Expected Value of Normal Random Variable times its CDF

Question

As usual, let $\Phi$ and $\varphi$ denote the cumulative density function and the density function of a standard normal random variable.

On the wiki page "List of integrals of Gaussian functions", I have found an expected value integral involving a standard normal r.v. and its cdf,

$$I=\int_{-\infty}^{\infty}x\varphi(x)\Phi(a+bx)dx=\frac{b}{\sqrt{1+b^2}}\varphi\left(\frac{a}{\sqrt{1+b^2}}\right),$$

for which I do not know how to do the last step in my solution:

My ansatz is to introduce a parameter integral, $I:=I(a)$, and finding its derivative:

$$ \begin{align*} \frac{\partial I}{\partial a}&=\int_{-\infty}^{\infty}x\varphi(x)\varphi(a+bx)dx\\ &=\int_{-\infty}^{\infty}x\frac{e^{-\frac{1}{2}\left(x^2(1+b^2)+2abx+a^2\right)}}{2\pi}dx\\ &=a\frac{e^{-\frac{1}{2}\frac{a^2}{1+b^2}}}{\sqrt{1+b^2}\sqrt{2\pi}}\\ &=a\frac{\varphi\left(\frac{a}{\sqrt{1+b^2}}\right)}{\sqrt{1+b^2}} \end{align*} $$

Integrating the derivative, we obtain:

$$ \begin{align} I&=\int \frac{\partial I}{\partial a}da + C\\ &=\frac{b}{\sqrt{1+b^2}}\varphi\left(\frac{a}{\sqrt{1+b^2}}\right)+C, \end{align} $$

which equals the solution on the wiki page plus a constant term $C$. From here on, I do not know how to get rid of the integration constant, i.e. how to show that $C=0$.

I do know that for $b=0$ it holds that $I=0$. Is this be sufficient to pin down $C$ to zero?

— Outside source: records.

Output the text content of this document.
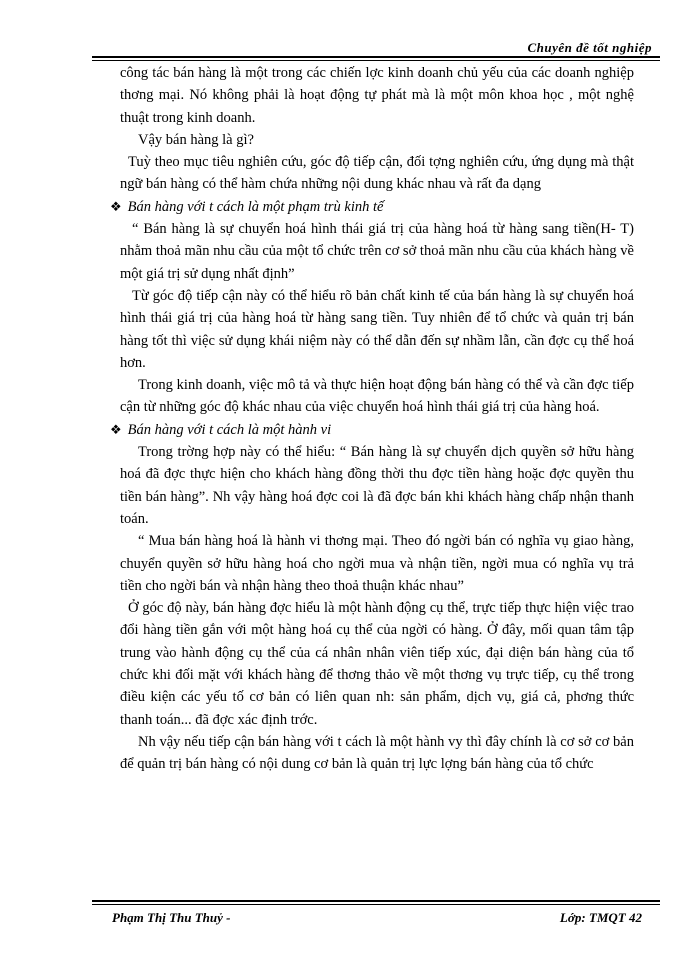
Chuyên đề tốt nghiệp

công tác bán hàng là một trong các chiến lợc kinh doanh chủ yếu của các doanh nghiệp thơng mại. Nó không phải là hoạt động tự phát mà là một môn khoa học , một nghệ thuật trong kinh doanh.

Vậy bán hàng là gì?

Tuỳ theo mục tiêu nghiên cứu, góc độ tiếp cận, đối tợng nghiên cứu, ứng dụng mà thật ngữ bán hàng có thể hàm chứa những nội dung khác nhau và rất đa dạng

❖ Bán hàng với t cách là một phạm trù kinh tế

“ Bán hàng là sự chuyển hoá hình thái giá trị của hàng hoá từ hàng sang tiền(H- T) nhằm thoả mãn nhu cầu của một tổ chức trên cơ sở thoả mãn nhu cầu của khách hàng về một giá trị sử dụng nhất định”

Từ góc độ tiếp cận này có thể hiểu rõ bản chất kinh tế của bán hàng là sự chuyển hoá hình thái giá trị của hàng hoá từ hàng sang tiền. Tuy nhiên để tổ chức và quản trị bán hàng tốt thì việc sử dụng khái niệm này có thể dẫn đến sự nhầm lẫn, cần đợc cụ thể hoá hơn.

Trong kinh doanh, việc mô tả và thực hiện hoạt động bán hàng có thể và cần đợc tiếp cận từ những góc độ khác nhau của việc chuyển hoá hình thái giá trị của hàng hoá.

❖ Bán hàng với t cách là một hành vi

Trong trờng hợp này có thể hiểu: “ Bán hàng là sự chuyển dịch quyền sở hữu hàng hoá đã đợc thực hiện cho khách hàng đồng thời thu đợc tiền hàng hoặc đợc quyền thu tiền bán hàng”. Nh vậy hàng hoá đợc coi là đã đợc bán khi khách hàng chấp nhận thanh toán.

“ Mua bán hàng hoá là hành vi thơng mại. Theo đó ngời bán có nghĩa vụ giao hàng, chuyển quyền sở hữu hàng hoá cho ngời mua và nhận tiền, ngời mua có nghĩa vụ trả tiền cho ngời bán và nhận hàng theo thoả thuận khác nhau”

Ở góc độ này, bán hàng đợc hiểu là một hành động cụ thể, trực tiếp thực hiện việc trao đổi hàng tiền gắn với một hàng hoá cụ thể của ngời có hàng. Ở đây, mối quan tâm tập trung vào hành động cụ thể của cá nhân nhân viên tiếp xúc, đại diện bán hàng của tổ chức khi đối mặt với khách hàng để thơng thảo về một thơng vụ trực tiếp, cụ thể trong điều kiện các yếu tố cơ bản có liên quan nh: sản phẩm, dịch vụ, giá cả, phơng thức thanh toán... đã đợc xác định trớc.

Nh vậy nếu tiếp cận bán hàng với t cách là một hành vy thì đây chính là cơ sở cơ bản để quản trị bán hàng có nội dung cơ bản là quản trị lực lợng bán hàng của tổ chức

Phạm Thị Thu Thuỷ -	Lớp: TMQT 42
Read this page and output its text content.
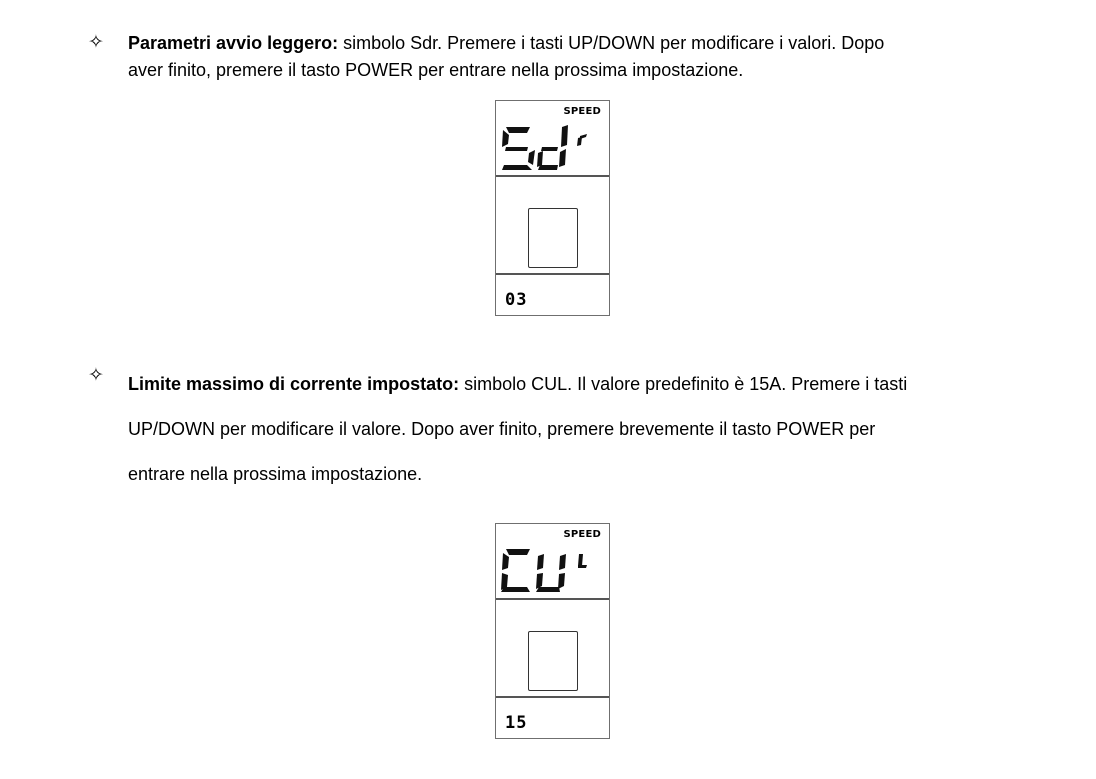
✧ Parametri avvio leggero: simbolo Sdr. Premere i tasti UP/DOWN per modificare i valori. Dopo
aver finito, premere il tasto POWER per entrare nella prossima impostazione.

SPEED
Sdr
03
✧ Limite massimo di corrente impostato: simbolo CUL. Il valore predefinito è 15A. Premere i tasti
UP/DOWN per modificare il valore. Dopo aver finito, premere brevemente il tasto POWER per
entrare nella prossima impostazione.

SPEED
CUL
15
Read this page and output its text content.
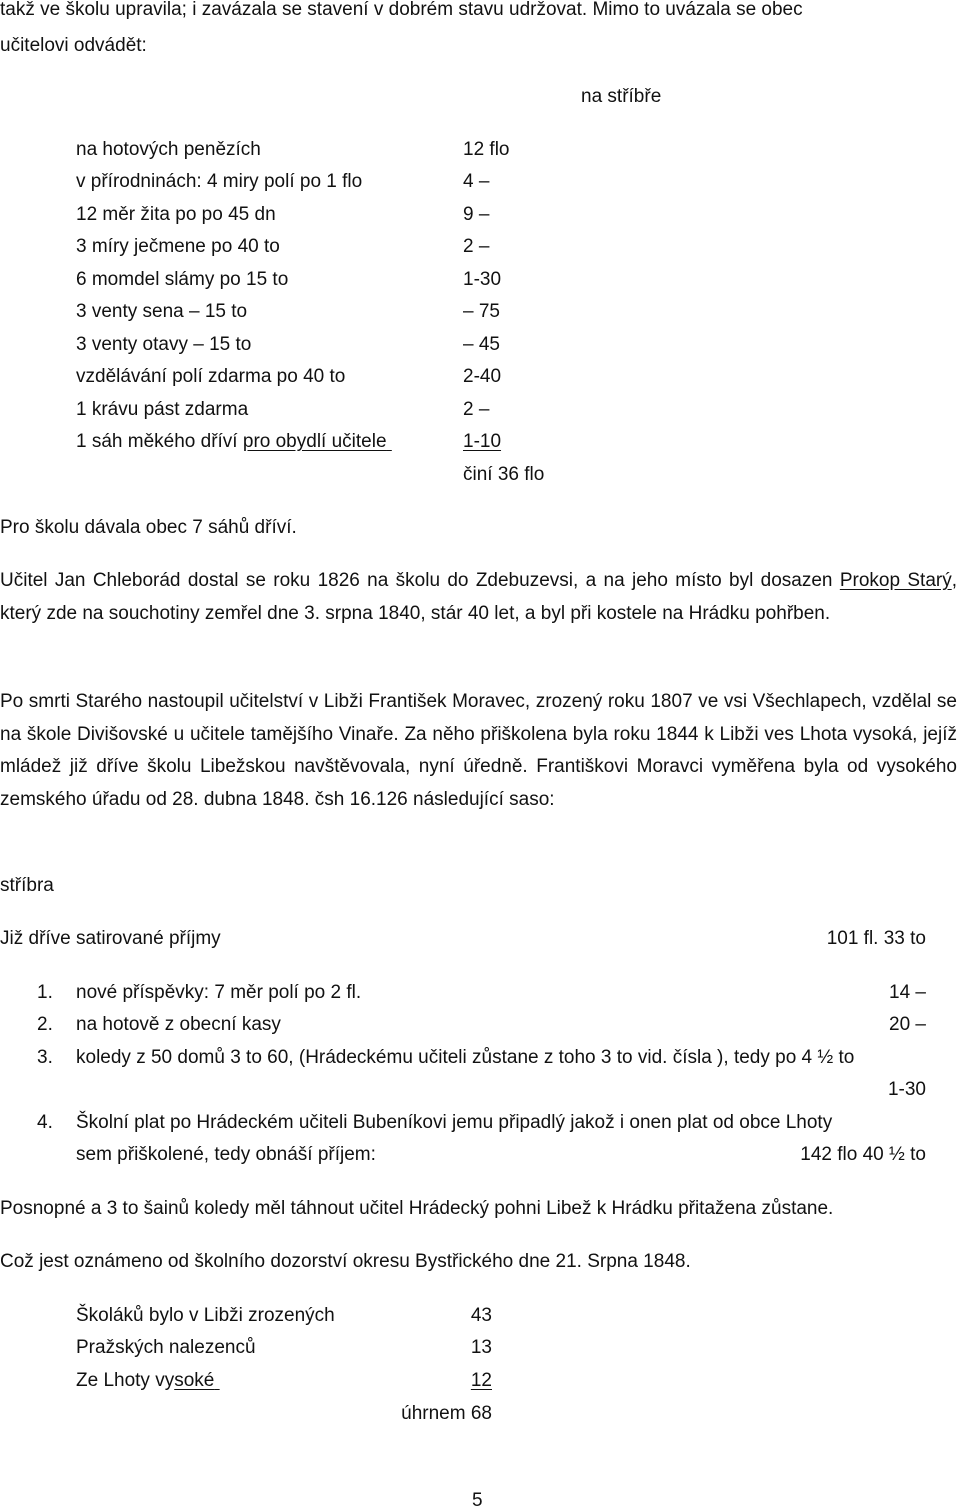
takž ve školu upravila; i zavázala se stavení v dobrém stavu udržovat. Mimo to uvázala se obec
učitelovi odvádět:
na stříbře
na hotových penězích	12 flo
v přírodninách: 4 miry polí po 1 flo	4 –
12 měr žita po po 45 dn	9 –
3 míry ječmene po 40 to	2 –
6 momdel slámy po 15 to	1-30
3 venty sena – 15 to	– 75
3 venty otavy – 15 to	– 45
vzdělávání polí zdarma po 40 to	2-40
1 krávu pást zdarma	2 –
1 sáh měkého dříví pro obydlí učitele	1-10
činí 36 flo
Pro školu dávala obec 7 sáhů dříví.
Učitel Jan Chleborád dostal se roku 1826 na školu do Zdebuzevsi, a na jeho místo byl dosazen Prokop Starý, který zde na souchotiny zemřel dne 3. srpna 1840, stár 40 let, a byl při kostele na Hrádku pohřben.
Po smrti Starého nastoupil učitelství v Libži František Moravec, zrozený roku 1807 ve vsi Všechlapech, vzdělal se na škole Divišovské u učitele tamějšího Vinaře. Za něho přiškolena byla roku 1844 k Libži ves Lhota vysoká, jejíž mládež již dříve školu Libežskou navštěvovala, nyní úředně. Františkovi Moravci vyměřena byla od vysokého zemského úřadu od 28. dubna 1848. čsh 16.126 následující saso:
stříbra
Již dříve satirované příjmy	101 fl. 33 to
1. nové příspěvky: 7 měr polí po 2 fl.	14 –
2. na hotově z obecní kasy	20 –
3. koledy z 50 domů 3 to 60, (Hrádeckému učiteli zůstane z toho 3 to vid. čísla ), tedy po 4 ½ to
1-30
4. Školní plat po Hrádeckém učiteli Bubeníkovi jemu připadlý jakož i onen plat od obce Lhoty
sem přiškolené, tedy obnáší příjem:	142 flo 40 ½ to
Posnopné a 3 to šainů koledy měl táhnout učitel Hrádecký pohni Libež k Hrádku přitažena zůstane.
Což jest oznámeno od školního dozorství okresu Bystřického dne 21. Srpna 1848.
Školáků bylo v Libži zrozených	43
Pražských nalezenců	13
Ze Lhoty vysoké	12
úhrnem 68
5
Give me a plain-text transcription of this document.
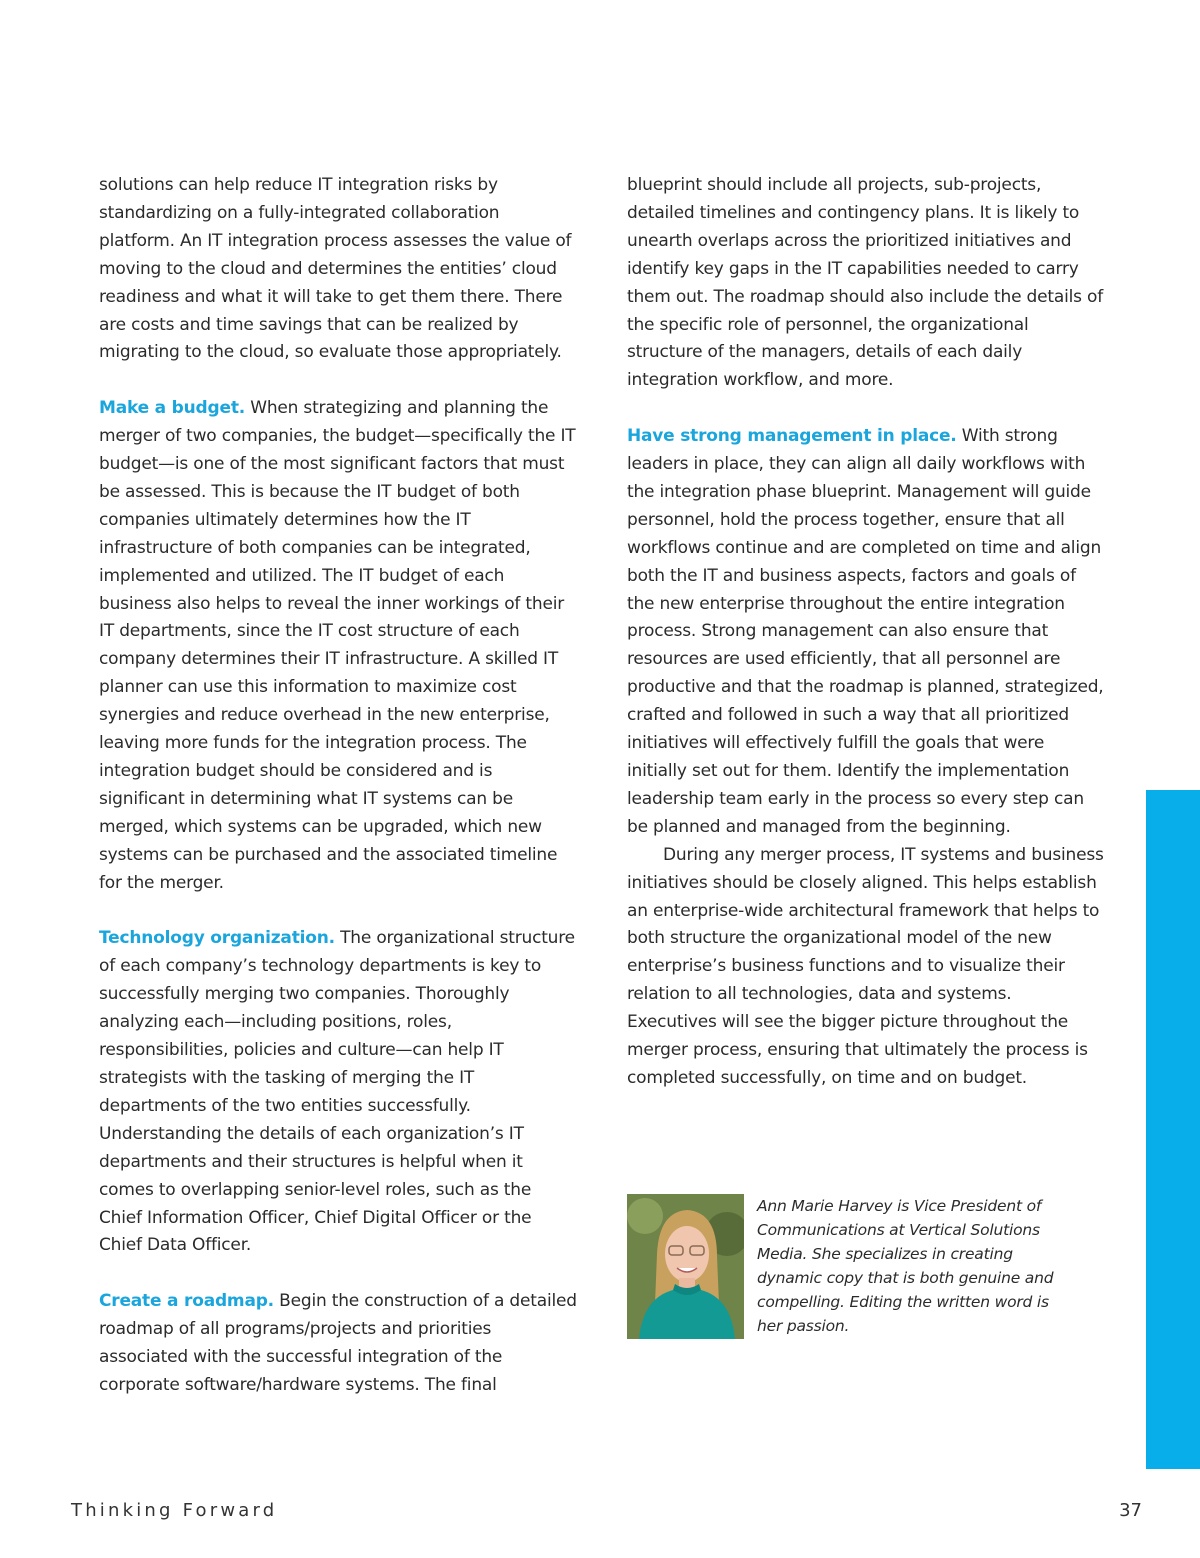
solutions can help reduce IT integration risks by standardizing on a fully-integrated collaboration platform. An IT integration process assesses the value of moving to the cloud and determines the entities’ cloud readiness and what it will take to get them there. There are costs and time savings that can be realized by migrating to the cloud, so evaluate those appropriately.

Make a budget. When strategizing and planning the merger of two companies, the budget—specifically the IT budget—is one of the most significant factors that must be assessed. This is because the IT budget of both companies ultimately determines how the IT infrastructure of both companies can be integrated, implemented and utilized. The IT budget of each business also helps to reveal the inner workings of their IT departments, since the IT cost structure of each company determines their IT infrastructure. A skilled IT planner can use this information to maximize cost synergies and reduce overhead in the new enterprise, leaving more funds for the integration process. The integration budget should be considered and is significant in determining what IT systems can be merged, which systems can be upgraded, which new systems can be purchased and the associated timeline for the merger.

Technology organization. The organizational structure of each company’s technology departments is key to successfully merging two companies. Thoroughly analyzing each—including positions, roles, responsibilities, policies and culture—can help IT strategists with the tasking of merging the IT departments of the two entities successfully. Understanding the details of each organization’s IT departments and their structures is helpful when it comes to overlapping senior-level roles, such as the Chief Information Officer, Chief Digital Officer or the Chief Data Officer.

Create a roadmap. Begin the construction of a detailed roadmap of all programs/projects and priorities associated with the successful integration of the corporate software/hardware systems. The final

blueprint should include all projects, sub-projects, detailed timelines and contingency plans. It is likely to unearth overlaps across the prioritized initiatives and identify key gaps in the IT capabilities needed to carry them out. The roadmap should also include the details of the specific role of personnel, the organizational structure of the managers, details of each daily integration workflow, and more.

Have strong management in place. With strong leaders in place, they can align all daily workflows with the integration phase blueprint. Management will guide personnel, hold the process together, ensure that all workflows continue and are completed on time and align both the IT and business aspects, factors and goals of the new enterprise throughout the entire integration process. Strong management can also ensure that resources are used efficiently, that all personnel are productive and that the roadmap is planned, strategized, crafted and followed in such a way that all prioritized initiatives will effectively fulfill the goals that were initially set out for them. Identify the implementation leadership team early in the process so every step can be planned and managed from the beginning.

During any merger process, IT systems and business initiatives should be closely aligned. This helps establish an enterprise-wide architectural framework that helps to both structure the organizational model of the new enterprise’s business functions and to visualize their relation to all technologies, data and systems. Executives will see the bigger picture throughout the merger process, ensuring that ultimately the process is completed successfully, on time and on budget.

Ann Marie Harvey is Vice President of Communications at Vertical Solutions Media. She specializes in creating dynamic copy that is both genuine and compelling. Editing the written word is her passion.
Thinking Forward	37
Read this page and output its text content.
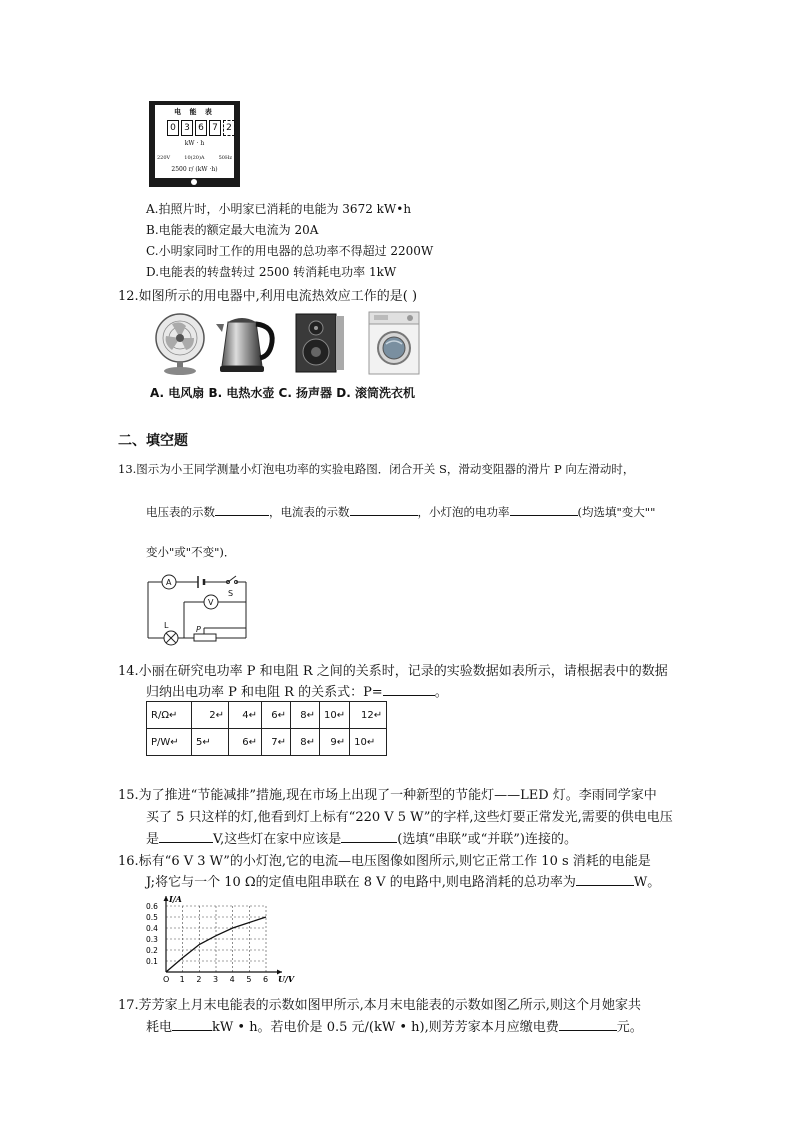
电 能 表
0 3 6 7 2
kW · h
220V	10(20)A	50Hz
2500 r/ (kW ·h)
A.拍照片时，小明家已消耗的电能为 3672 kW•h
B.电能表的额定最大电流为 20A
C.小明家同时工作的用电器的总功率不得超过 2200W
D.电能表的转盘转过 2500 转消耗电功率 1kW
12.如图所示的用电器中,利用电流热效应工作的是( )
A. 电风扇 B. 电热水壶 C. 扬声器 D. 滚筒洗衣机
二、填空题
13.图示为小王同学测量小灯泡电功率的实验电路图．闭合开关 S，滑动变阻器的滑片 P 向左滑动时，
电压表的示数	，电流表的示数	，小灯泡的电功率	(均选填"变大""
变小"或"不变")．
A
V
S
L	P
14.小丽在研究电功率 P 和电阻 R 之间的关系时，记录的实验数据如表所示，请根据表中的数据
归纳出电功率 P 和电阻 R 的关系式：P=	。
R/Ω↵	2↵	4↵	6↵	8↵	10↵	12↵
P/W↵	5↵	6↵	7↵	8↵	9↵	10↵
15.为了推进“节能减排”措施,现在市场上出现了一种新型的节能灯——LED 灯。李雨同学家中
买了 5 只这样的灯,他看到灯上标有“220 V 5 W”的字样,这些灯要正常发光,需要的供电电压
是	V,这些灯在家中应该是	(选填“串联”或“并联”)连接的。
16.标有“6 V 3 W”的小灯泡,它的电流—电压图像如图所示,则它正常工作 10 s 消耗的电能是
J;将它与一个 10 Ω的定值电阻串联在 8 V 的电路中,则电路消耗的总功率为	W。
O 1 2 3 4 5 6
0.1
0.2
0.3
0.4
0.5
0.6
U/V
I/A
17.芳芳家上月末电能表的示数如图甲所示,本月末电能表的示数如图乙所示,则这个月她家共
耗电	kW • h。若电价是 0.5 元/(kW • h),则芳芳家本月应缴电费	元。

Or do I miss something completely?

Answer 1

Apart from parameter integral, we can solve the problem from the perspective of probability theory. Notice that

$$I = \int_{-\infty}^{+\infty}x\Phi(a+bx)\varphi(x)dx = \mathbb{E}[X\Phi(a+bX)]$$

Let's say X and Z are independent standard normal variables, we have

$$\Phi(a+bX) = \mathbb{P}(Z\leq a+bX|X) = \mathbb{E}[1_{\{Z\leq a+bX\}}|X]$$

, then

$$\mathbb{E}[X\Phi(a+bX)] = \mathbb{E}\left[X\cdot\mathbb{E}[1_{\{Z\leq a+bX\}}|X]\right]=\mathbb{E}\left[\mathbb{E}[X\cdot1_{\{Z\leq a+bX\}}|X]\right]$$

For any random variables $\xi$ and $\eta$, applying the law of total expectation, we have

$$\mathbb{E}\xi = \mathbb{E}\left[\mathbb{E[\xi|\eta]}\right]$$

Using the upper equality for $\xi=X\cdot1_{\{Z\leq a+bX\}}$ and $\eta=X$, we obtain that

$$\mathbb{E}[X\Phi(a+bX)]=\mathbb{E}[X\cdot1_{\{Z\leq a+bX\}}]$$

Next, all we need to do is to calculate the double integral, for convenience, let's say $a>0$ and $b>0$(details as follows) \begin{split} \mathbb{E}[X\cdot1_{\{Z\leq a+bX\}}]&=\int_{-\infty}^{+\infty}\frac{1}{\sqrt{2\pi}}e^{-\frac{z^2}{2}}\int_{\frac{z-a}{b}}^{+\infty}\frac{1}{\sqrt{2\pi}}xe^{-\frac{x^2}{2}}dxdz\\ &=\int_{-\infty}^{+\infty}\frac{1}{\sqrt{2\pi}}e^{-\frac{z^2}{2}}\cdot\frac{1}{\sqrt{2\pi}}e^{-\frac{(z-a)^2}{2b^2}}dz\\ &=\frac{b}{\sqrt{1+b^2}}\frac{1}{\sqrt{2\pi}}e^{-\frac{1}{2}\frac{a^2}{(1+b^2)}}\int_{-\infty}^{+\infty}\frac{1}{\sqrt{2\pi}\cdot\frac{b}{\sqrt{1+b^2}}}e^{-\frac{1}{2}\frac{(z-\frac{a}{1+b^2})^2}{\frac{b^2}{1+b^2}}}dz\\ &=\frac{b}{\sqrt{1+b^2}}\frac{1}{\sqrt{2\pi}}e^{-\frac{1}{2}\frac{a^2}{(1+b^2)}}\\ &=\frac{b}{\sqrt{1+b^2}}\varphi(\frac{a}{\sqrt{1+b^2}}) \end{split} Note that, for other values of a and b, the deduction above also applies.